Once you know the derivative of e^(stuff) = e^(stuff) * (derivative of that stuff), then you can make the stuff as complicated as you want, and you still have a basic framework for solving the question.

(Of course, assuming all the proper variables like the derivative we're taking is dy/dx and the function is expressed in terms of x (or x and y, if you're there yet))

Answer 24

for example e^4x is e^4x*d/dx(4x) which is 4e^4x

Answer 25

You don't even have to remember d/dx e^x = e^x, if you don't want to, because if you follow the pattern, you'll get there anyway.

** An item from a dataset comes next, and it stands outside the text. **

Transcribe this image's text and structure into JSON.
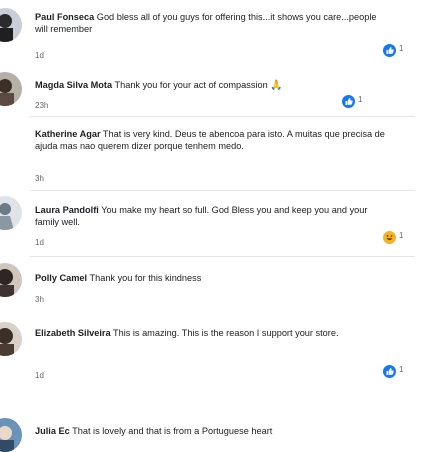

e^x just the special case where the (stuff) is x. And the derivative of x = 1. So, you get e^x * 1 when you take the derivative with respect to x. That's the nice thing about following the rules. :)

Answer 26

And then, you just clean it up like dipin does, usually writing it cleanly and compactly

Answer 27

d/dx(1-2x^2) will be -2*2*x which is -4x and we have a e^(stuff) there

Answer 28

oh! can i still stuff you guys into my head during the exam? :)

Answer 29

anyways gud luck for ur exam.

Answer 30

haha thanks for everything!

Answer 31

Yes, good luck!

Answer 32

thank you